De passage à Angoulême en 2007, l’écrivain congolais Wilfried N’Sondé se dira bouleversé à l’idée d’entendre des chansons qui ont bercé les premières années de sa vie. « Je me souviens de la fierté de mon père à prononcer simplement le nom du groupe. » Il est, poursuit-il, « l’affirmation d’une identité congolaise enfin libérée ». En prolongement de leur passage en France, les Bantous de la Capitale sortent un album, Bakolo Mboka (2007), sur le label français Cantos (Frochot Music), et peu de temps après paraît un ouvrage racon­tant leur saga, signé Clément Ossinonde (Les Bantous de la Capitale, éd. Cyriaque Bassoka).

Pamelo Mounka, l’auteur de L’argent appelle l’argent (1981), décédé en 1996, brillera de nombreuses années au sein de l’orchestre. L’aura des Bantous de la Capitale reste intacte, comme on l’a vu en août 2009, lors du 7e Festival panafricain de musique de Brazzaville (Fespam), qu’ils ont ouvert pour célébrer leurs 50 ans de carrière.

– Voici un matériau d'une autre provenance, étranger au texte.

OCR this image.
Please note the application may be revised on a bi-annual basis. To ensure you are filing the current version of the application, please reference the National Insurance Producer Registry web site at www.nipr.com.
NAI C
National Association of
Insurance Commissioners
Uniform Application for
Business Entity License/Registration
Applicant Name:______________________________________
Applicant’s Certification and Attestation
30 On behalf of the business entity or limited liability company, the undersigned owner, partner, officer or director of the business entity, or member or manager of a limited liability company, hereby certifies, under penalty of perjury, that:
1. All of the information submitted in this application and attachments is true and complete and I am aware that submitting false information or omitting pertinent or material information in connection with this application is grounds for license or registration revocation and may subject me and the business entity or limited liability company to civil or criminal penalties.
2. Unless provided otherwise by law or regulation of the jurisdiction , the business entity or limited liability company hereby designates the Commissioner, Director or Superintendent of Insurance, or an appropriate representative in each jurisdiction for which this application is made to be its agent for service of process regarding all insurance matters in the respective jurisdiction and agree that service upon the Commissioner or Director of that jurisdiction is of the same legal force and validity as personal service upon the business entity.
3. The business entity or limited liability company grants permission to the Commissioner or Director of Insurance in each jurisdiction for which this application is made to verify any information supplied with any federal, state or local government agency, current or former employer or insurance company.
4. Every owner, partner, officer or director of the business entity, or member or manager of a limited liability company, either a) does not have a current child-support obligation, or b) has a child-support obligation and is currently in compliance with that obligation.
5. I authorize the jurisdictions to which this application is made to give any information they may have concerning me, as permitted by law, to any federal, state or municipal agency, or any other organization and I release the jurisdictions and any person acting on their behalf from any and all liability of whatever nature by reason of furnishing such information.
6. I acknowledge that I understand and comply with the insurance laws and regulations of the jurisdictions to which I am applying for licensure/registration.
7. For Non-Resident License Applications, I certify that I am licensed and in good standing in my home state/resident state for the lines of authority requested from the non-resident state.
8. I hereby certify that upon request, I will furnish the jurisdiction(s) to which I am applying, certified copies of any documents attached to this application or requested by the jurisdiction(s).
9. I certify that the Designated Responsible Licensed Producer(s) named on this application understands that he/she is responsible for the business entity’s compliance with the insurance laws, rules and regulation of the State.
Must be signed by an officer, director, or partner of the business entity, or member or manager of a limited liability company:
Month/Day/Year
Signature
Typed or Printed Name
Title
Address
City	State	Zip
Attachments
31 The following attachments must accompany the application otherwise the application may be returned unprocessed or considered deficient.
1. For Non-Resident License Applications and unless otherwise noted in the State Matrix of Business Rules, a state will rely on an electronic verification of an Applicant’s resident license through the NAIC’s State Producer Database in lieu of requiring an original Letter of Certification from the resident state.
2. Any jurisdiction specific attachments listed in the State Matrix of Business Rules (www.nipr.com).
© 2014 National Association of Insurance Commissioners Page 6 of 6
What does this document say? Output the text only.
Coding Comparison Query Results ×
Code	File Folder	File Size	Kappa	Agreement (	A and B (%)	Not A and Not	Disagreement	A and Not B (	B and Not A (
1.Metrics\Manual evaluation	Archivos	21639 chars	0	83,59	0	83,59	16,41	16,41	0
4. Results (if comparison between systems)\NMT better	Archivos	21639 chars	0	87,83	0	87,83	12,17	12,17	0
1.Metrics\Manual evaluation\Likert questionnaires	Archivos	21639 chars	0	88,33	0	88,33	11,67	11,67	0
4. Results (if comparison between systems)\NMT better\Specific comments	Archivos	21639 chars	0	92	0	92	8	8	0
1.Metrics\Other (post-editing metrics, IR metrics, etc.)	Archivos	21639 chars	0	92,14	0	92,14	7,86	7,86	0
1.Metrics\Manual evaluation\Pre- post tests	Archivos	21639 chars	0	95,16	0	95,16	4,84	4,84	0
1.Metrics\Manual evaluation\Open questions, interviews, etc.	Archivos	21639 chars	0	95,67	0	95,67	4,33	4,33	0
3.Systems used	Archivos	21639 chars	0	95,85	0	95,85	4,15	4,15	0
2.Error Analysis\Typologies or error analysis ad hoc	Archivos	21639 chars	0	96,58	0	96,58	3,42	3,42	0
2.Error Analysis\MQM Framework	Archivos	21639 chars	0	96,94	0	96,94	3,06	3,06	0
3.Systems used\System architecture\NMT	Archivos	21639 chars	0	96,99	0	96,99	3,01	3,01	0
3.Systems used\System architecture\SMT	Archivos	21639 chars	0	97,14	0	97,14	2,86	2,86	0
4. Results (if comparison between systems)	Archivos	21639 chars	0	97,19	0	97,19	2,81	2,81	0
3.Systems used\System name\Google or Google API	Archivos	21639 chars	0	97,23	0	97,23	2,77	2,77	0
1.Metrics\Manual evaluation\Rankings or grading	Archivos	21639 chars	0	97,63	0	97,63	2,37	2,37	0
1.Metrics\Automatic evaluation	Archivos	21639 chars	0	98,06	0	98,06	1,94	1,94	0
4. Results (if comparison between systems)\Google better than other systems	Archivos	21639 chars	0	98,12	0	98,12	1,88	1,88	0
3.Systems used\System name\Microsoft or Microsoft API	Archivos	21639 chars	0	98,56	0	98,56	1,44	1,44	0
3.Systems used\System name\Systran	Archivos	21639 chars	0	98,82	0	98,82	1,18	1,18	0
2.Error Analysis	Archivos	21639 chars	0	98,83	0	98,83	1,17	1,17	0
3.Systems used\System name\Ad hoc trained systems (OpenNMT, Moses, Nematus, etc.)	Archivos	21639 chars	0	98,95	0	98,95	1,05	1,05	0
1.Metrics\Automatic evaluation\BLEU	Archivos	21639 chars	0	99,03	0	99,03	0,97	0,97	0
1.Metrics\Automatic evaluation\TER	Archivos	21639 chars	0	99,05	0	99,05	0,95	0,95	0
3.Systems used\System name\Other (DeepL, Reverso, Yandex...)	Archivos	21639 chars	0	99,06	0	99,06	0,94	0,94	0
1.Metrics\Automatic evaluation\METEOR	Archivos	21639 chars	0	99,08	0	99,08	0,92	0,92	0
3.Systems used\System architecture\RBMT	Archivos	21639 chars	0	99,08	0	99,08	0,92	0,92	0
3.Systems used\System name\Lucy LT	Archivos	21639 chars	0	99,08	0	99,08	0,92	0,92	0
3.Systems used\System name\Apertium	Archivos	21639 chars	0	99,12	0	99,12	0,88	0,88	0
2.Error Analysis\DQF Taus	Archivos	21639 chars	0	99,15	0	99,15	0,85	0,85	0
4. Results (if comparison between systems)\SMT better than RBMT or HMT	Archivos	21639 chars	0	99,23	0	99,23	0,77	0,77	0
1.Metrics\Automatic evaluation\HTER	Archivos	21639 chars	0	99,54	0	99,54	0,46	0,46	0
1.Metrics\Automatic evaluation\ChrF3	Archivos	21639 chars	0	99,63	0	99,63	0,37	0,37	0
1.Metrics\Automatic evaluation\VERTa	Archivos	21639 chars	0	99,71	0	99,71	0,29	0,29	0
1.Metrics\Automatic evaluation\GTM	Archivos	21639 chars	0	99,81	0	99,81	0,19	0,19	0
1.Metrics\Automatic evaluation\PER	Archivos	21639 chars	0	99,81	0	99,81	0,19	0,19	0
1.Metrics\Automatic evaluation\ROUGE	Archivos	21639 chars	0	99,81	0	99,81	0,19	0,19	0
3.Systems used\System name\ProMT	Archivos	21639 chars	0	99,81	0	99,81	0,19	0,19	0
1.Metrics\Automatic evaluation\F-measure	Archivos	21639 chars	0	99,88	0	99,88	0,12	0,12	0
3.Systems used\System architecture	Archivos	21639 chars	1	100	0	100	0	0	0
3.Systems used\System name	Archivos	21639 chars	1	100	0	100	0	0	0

En 1959, alors que naissent Les Bantous de la Capitale, Antoine Moundanda forme, lui, un trio de likembés, avec, notamment, Papa Kourand. Antoine Moundanda est l’un des premiers à introduire le likembé (« piano à pouces » constitué de lamelles fixées sur une caisse de résonance) dans la musique du Congo. Un instrument qu’il transformera, portant de neuf à vingt-deux le nombre des lames chantantes. Avec son likembé devenu dès lors « géant », Antoine Moundanda interprète de la polka piquée, de la rumba ou bien des mélodies purement traditionnelles.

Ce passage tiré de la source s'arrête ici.